Amusant et quand même bizarre de voir un philosophe aussi féru de sciences que l'est Yves Michaud utiliser Feyerabend comme un simple slogan (un moyen mnémotechnique ?) tandis que ce sont nos deux physiciens qui épluchent les textes et discutent les concepts... Les praticiens des sciences dures seraient-ils les derniers à ne pas s'être résignés au relativisme ? A l'heure où la fin des grands récits a entraîné dans l'abîme le Beau et le Vrai majuscules, il semblerait que le vrai minuscule (ou peut-être devrait-on dire l'exact comme dans « sciences exactes ») fasse de la résistance.

A défaut de métaphysique, les sciences dures seraient-elles le dernier refuge d'une transcendance, au moins au sens phénoménologique de : qui dépasse notre subjectivité ?
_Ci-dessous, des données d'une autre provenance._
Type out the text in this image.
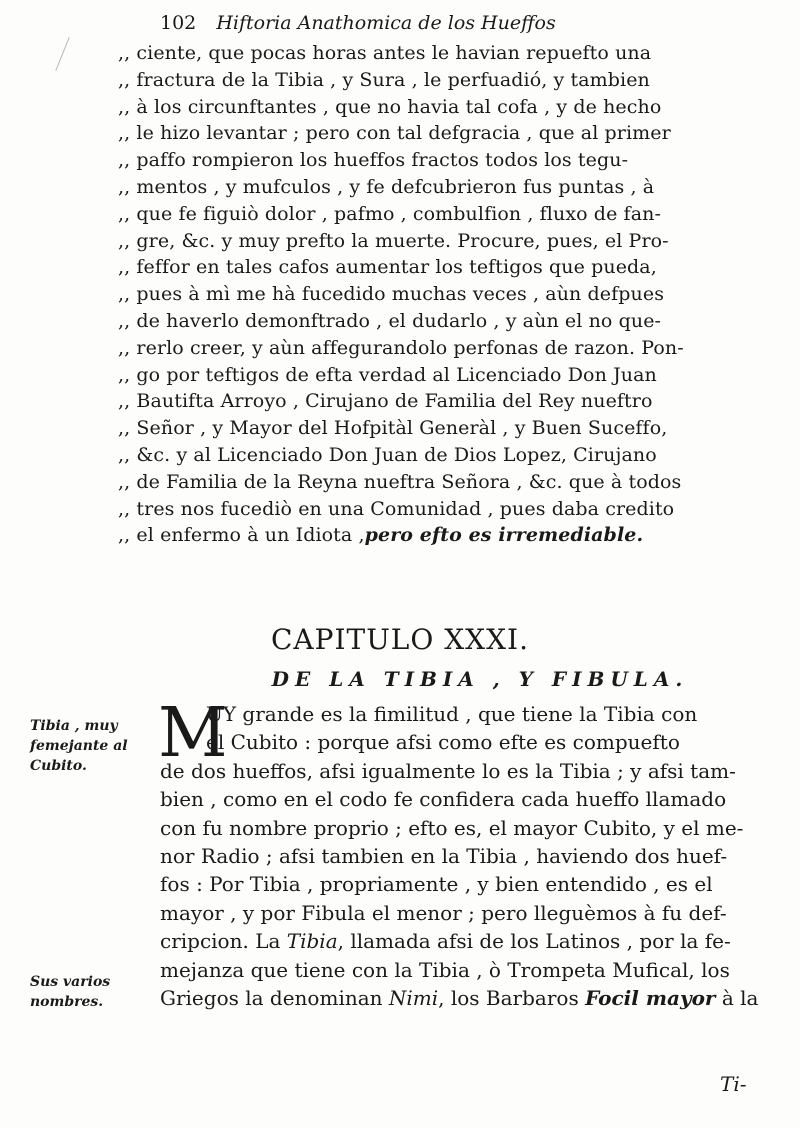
102 Hiftoria Anathomica de los Hueffos
,, ciente, que pocas horas antes le havian repuefto una
,, fractura de la Tibia , y Sura , le perfuadió, y tambien
,, à los circunftantes , que no havia tal cofa , y de hecho
,, le hizo levantar ; pero con tal defgracia , que al primer
,, paffo rompieron los hueffos fractos todos los tegu-
,, mentos , y mufculos , y fe defcubrieron fus puntas , à
,, que fe figuiò dolor , pafmo , combulfion , fluxo de fan-
,, gre, &c. y muy prefto la muerte. Procure, pues, el Pro-
,, feffor en tales cafos aumentar los teftigos que pueda,
,, pues à mì me hà fucedido muchas veces , aùn defpues
,, de haverlo demonftrado , el dudarlo , y aùn el no que-
,, rerlo creer, y aùn affegurandolo perfonas de razon. Pon-
,, go por teftigos de efta verdad al Licenciado Don Juan
,, Bautifta Arroyo , Cirujano de Familia del Rey nueftro
,, Señor , y Mayor del Hofpitàl Generàl , y Buen Suceffo,
,, &c. y al Licenciado Don Juan de Dios Lopez, Cirujano
,, de Familia de la Reyna nueftra Señora , &c. que à todos
,, tres nos fucediò en una Comunidad , pues daba credito
,, el enfermo à un Idiota ,pero efto es irremediable.
CAPITULO XXXI.
DE LA TIBIA , Y FIBULA.
Tibia , muy
femejante al
Cubito.
Sus varios
nombres.
M
UY grande es la fimilitud , que tiene la Tibia con
el Cubito : porque afsi como efte es compuefto
de dos hueffos, afsi igualmente lo es la Tibia ; y afsi tam-
bien , como en el codo fe confidera cada hueffo llamado
con fu nombre proprio ; efto es, el mayor Cubito, y el me-
nor Radio ; afsi tambien en la Tibia , haviendo dos huef-
fos : Por Tibia , propriamente , y bien entendido , es el
mayor , y por Fibula el menor ; pero lleguèmos à fu def-
cripcion. La Tibia, llamada afsi de los Latinos , por la fe-
mejanza que tiene con la Tibia , ò Trompeta Mufical, los
Griegos la denominan Nimi, los Barbaros Focil mayor à la
Ti-
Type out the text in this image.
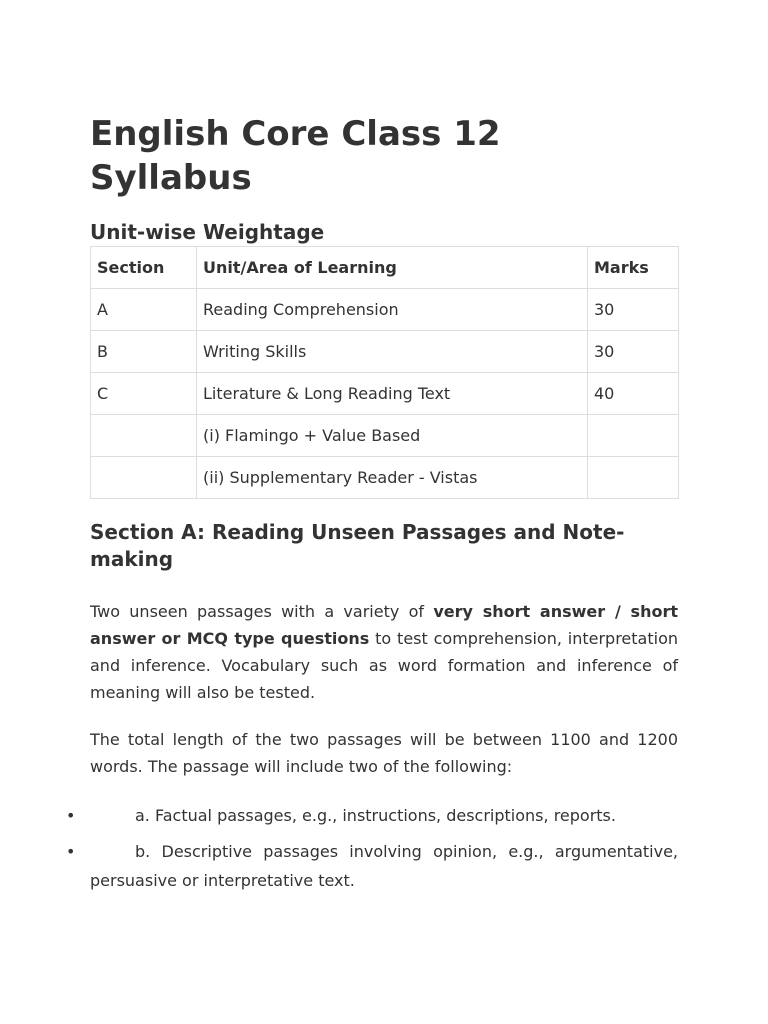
English Core Class 12 Syllabus
Unit-wise Weightage
Section	Unit/Area of Learning	Marks
A	Reading Comprehension	30
B	Writing Skills	30
C	Literature & Long Reading Text	40
	(i) Flamingo + Value Based	
	(ii) Supplementary Reader - Vistas	
Section A: Reading Unseen Passages and Note-making

Two unseen passages with a variety of very short answer / short answer or MCQ type questions to test comprehension, interpretation and inference. Vocabulary such as word formation and inference of meaning will also be tested.

The total length of the two passages will be between 1100 and 1200 words. The passage will include two of the following:

•	a. Factual passages, e.g., instructions, descriptions, reports.
•	b. Descriptive passages involving opinion, e.g., argumentative, persuasive or interpretative text.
[1] Jean Baudrillard - Le complot de l'art
[2] Yves Michaud - L'art à l'état gazeux

[3]
Allain Glykos - Une affaire peut en cacher une autre
[4] Alan Sokal & Jean Bricmont - Impostures intellectuelles


Voir aussi : 035 - Herméneutique transformative de la gravité quantique

1 commentaire:

Alexandre Belkowski a dit…

Texte très intéressant !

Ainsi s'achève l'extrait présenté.